LibGuides: Research Data Management (RDM): Dealing with Sensitive Data

What is Sensitive Data

‘Sensitive data’ refers to data that needs to be protected from unauthorised access or unwarranted disclosure. It is generally considered to be:

Identifiable data: Data that can be used to identify an individual, endangered species, object or location. This identification would increase potential risk of harm, discrimination, or unwanted attention.
Proprietary data: Data that is internally generated and gives competitive advantage to its owner. This includes research data with commercialisation potential. Proprietary data may be protected under copyright, patent, or trade secret laws.
Restricted or confidential data with contractual (e.g. Research Collaboration Agreements, Project Agreements, Material Transfer Agreements, Non-Disclosure Agreements) or legal obligations (e.g. Official Secrets Act).

Sensitive data can be information that is protected against unwarranted disclosure. It can include but not limited to personal data, proprietary data and other restricted or confidential Data that should be protected from unauthorised access.

Best Practices For Handling Sensitive Data

It is recommended that you adopt a proportionate risk-based approach in handling sensitive data, throughout the data lifecycle:

Assess potential risks and consequences before commencing research
Outline data protection practices in the Data Management Plan (DMP)
Implement best practices within project teams/collaborators at the start and throughout research

For related information, see below:

NTU guidance on handling of digital and non-digital data at different levels of sensitivity.
Personal Data Protection Commission (PDPC) Singapore, Guide to securing Personal Data in Electronic Medium and Guide to Data Protection Impact Assessments
MANTRA, The University of Edinburgh, Protecting sensitive data, [Online course], CC-BY.

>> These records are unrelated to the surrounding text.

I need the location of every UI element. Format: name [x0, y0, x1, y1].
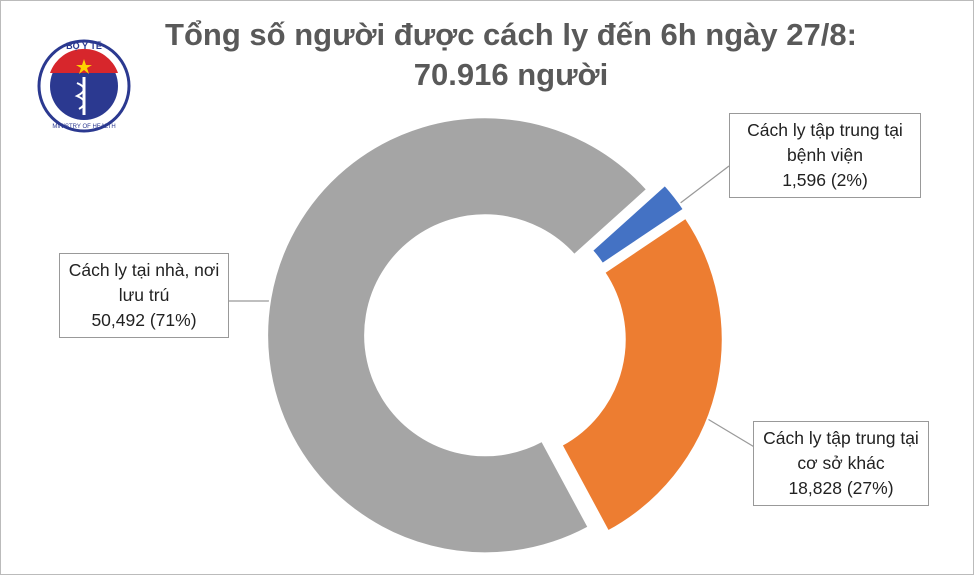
logo-bottom-text: MINISTRY OF HEALTH	[52, 124, 115, 130]
category-name: Cách ly tại nhà, nơi lưu trú	[68, 260, 220, 305]
donut-slice	[266, 116, 649, 555]
logo: BỘ Y TẾ MINISTRY OF HEALTH	[37, 39, 131, 133]
slice-label: Cách ly tập trung tại bệnh viện 1,596 (2%…	[729, 113, 921, 198]
logo-top-text: BỘ Y TẾ	[66, 40, 102, 51]
category-name: Cách ly tập trung tại cơ sở khác	[763, 428, 919, 473]
value-label: 50,492 (71%)	[91, 310, 197, 330]
category-name: Cách ly tập trung tại bệnh viện	[747, 120, 903, 165]
chart-title: Tổng số người được cách ly đến 6h ngày 2…	[165, 17, 857, 92]
slice-label: Cách ly tập trung tại cơ sở khác 18,828 (…	[753, 421, 929, 506]
donut-slice	[590, 183, 686, 266]
donut-slice	[560, 216, 724, 533]
value-label: 18,828 (27%)	[788, 478, 894, 498]
value-label: 1,596 (2%)	[782, 170, 868, 190]
slice-label: Cách ly tại nhà, nơi lưu trú 50,492 (71%)	[59, 253, 229, 338]
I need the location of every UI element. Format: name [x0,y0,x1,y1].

Best Practice for Sharing Sensitive Data

Research data should wherever possible be made available for use by others in a manner consistent with relevant legal, ethical and disciplinary frameworks and norms. For sensitive data however, please see step-by-step guidance below before sharing:

Consider data ownership, ethical concerns, intellectual property rights and other legal terms for the data.
Factor in data sharing when obtaining consent from research participants:
- In the information sheet, describe clearly who has access to the data during and after the project.
- In the consent form, offer clear choices to participants on whether they agree with archiving and/or reuse of the data from the project. Note that a participant can opt out of these activities, but still participate in your study.
Consider ways to protect the sensitive data by:
- Anonymisation or de-identification of identifiable data: For example, remove all direct identifiers, and remove or modify indirect identifiers until the risk of re-identification is negligible.
- Redacting research data to remove confidential information or third party intellectual property.
- Data encryption during data upload, download, and storage over secure platforms.
- Managed access to ensure that only bona fide researchers bound by professional obligations and specific agreements have access to the data.
Do not share or store the 'keys' to re-identification with de-identified datasets.
Consider if embargoes need to be placed on the data. This would mean that the description of the dataset is published but the embargoed data files remains restricted until a specified time.
Publish your data and metadata according to participant consent and ethics approval, and apply appropriate license, taking into account any limitations on re-use, redistribution, commercial use, etc.
If your data can't be anonymised, consider publishing a description (i.e. the metadata) which enables you to place conditions around access to the data.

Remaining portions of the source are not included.